Beitragvon zaunreiter » Di 9. Sep 2014, 13:47

Hallo Ernst,

meistens sind das die Anzeichen vom Ende des Volkes. Bei den Überlebensversuchen war es so, daß die teilweise im Mai solche Symptome zeigten und das ganze Jahr über ganz gut aussahen aber spätestens im Herbst dann gestorben sind. Wenn jetzt - in der Zeit, in der die Winterbienen aufgezogen werden - solche Bienen mit verkrüppelten Flügeln auftreten, ist das kein gutes Zeichen. Die geschädigten Bienen leben nicht lange genug, um über den Winter zu kommen.

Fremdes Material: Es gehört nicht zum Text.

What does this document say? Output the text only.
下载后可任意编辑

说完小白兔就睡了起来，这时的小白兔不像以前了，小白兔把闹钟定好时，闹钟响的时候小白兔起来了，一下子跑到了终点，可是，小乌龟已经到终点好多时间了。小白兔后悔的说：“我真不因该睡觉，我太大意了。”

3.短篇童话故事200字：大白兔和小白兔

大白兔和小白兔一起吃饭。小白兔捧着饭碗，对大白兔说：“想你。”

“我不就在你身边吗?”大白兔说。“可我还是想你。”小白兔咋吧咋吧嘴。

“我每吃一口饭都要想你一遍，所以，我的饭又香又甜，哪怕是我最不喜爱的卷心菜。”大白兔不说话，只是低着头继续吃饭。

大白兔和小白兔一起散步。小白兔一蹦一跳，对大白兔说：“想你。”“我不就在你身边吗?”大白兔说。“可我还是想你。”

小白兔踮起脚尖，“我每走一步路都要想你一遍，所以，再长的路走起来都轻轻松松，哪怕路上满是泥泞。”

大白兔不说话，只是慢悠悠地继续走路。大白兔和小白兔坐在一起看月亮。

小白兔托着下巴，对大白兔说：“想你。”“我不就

Für Erik Österlund ist dieses Symptom der deformierten Flügel das Signal zur Notbehandlung, danach selektiert er seine Völker bei der Resistenzzucht.

(Zitat)
When to treat
...had to find a way of deciding when to treat. I know counting mites is proposed by many. But for me it’s too laborious. And it’s not actually the mites that kill the colonies but viruses (and other pathogens like nosema). More easily with bad chemicals in the colony. The virus affecting the colonies most frequently in connection with Varroa is DWV (visible effects being crippled wings and abdomens).

Also it’s the virus most easily seen the effects of early enough to take action upon seeing. I knew I was going to have some APV effects by not counting mites. And loose some hives due to that. I hoped not more than I could live with. So I concentrated on DWV and due to my experiences during 2008 I decided to ignore when seeing just a few crippled bees in a hive when checking.

When seeing at least three-four crippled bees on brood combs when lifting at least three such combs during a check of the broodnest, or when seeing the same number in front of the hive crawling on the ground, then I decided I would give the hive one piece of dishcloth with thymol on top of the frames of the uppermost brood box. (Zitatende)
aus: http://www.elgon.se/story-2008/Varroa_attacks.pdf
Cogito ergo summ.
Ich summe, also bien ich.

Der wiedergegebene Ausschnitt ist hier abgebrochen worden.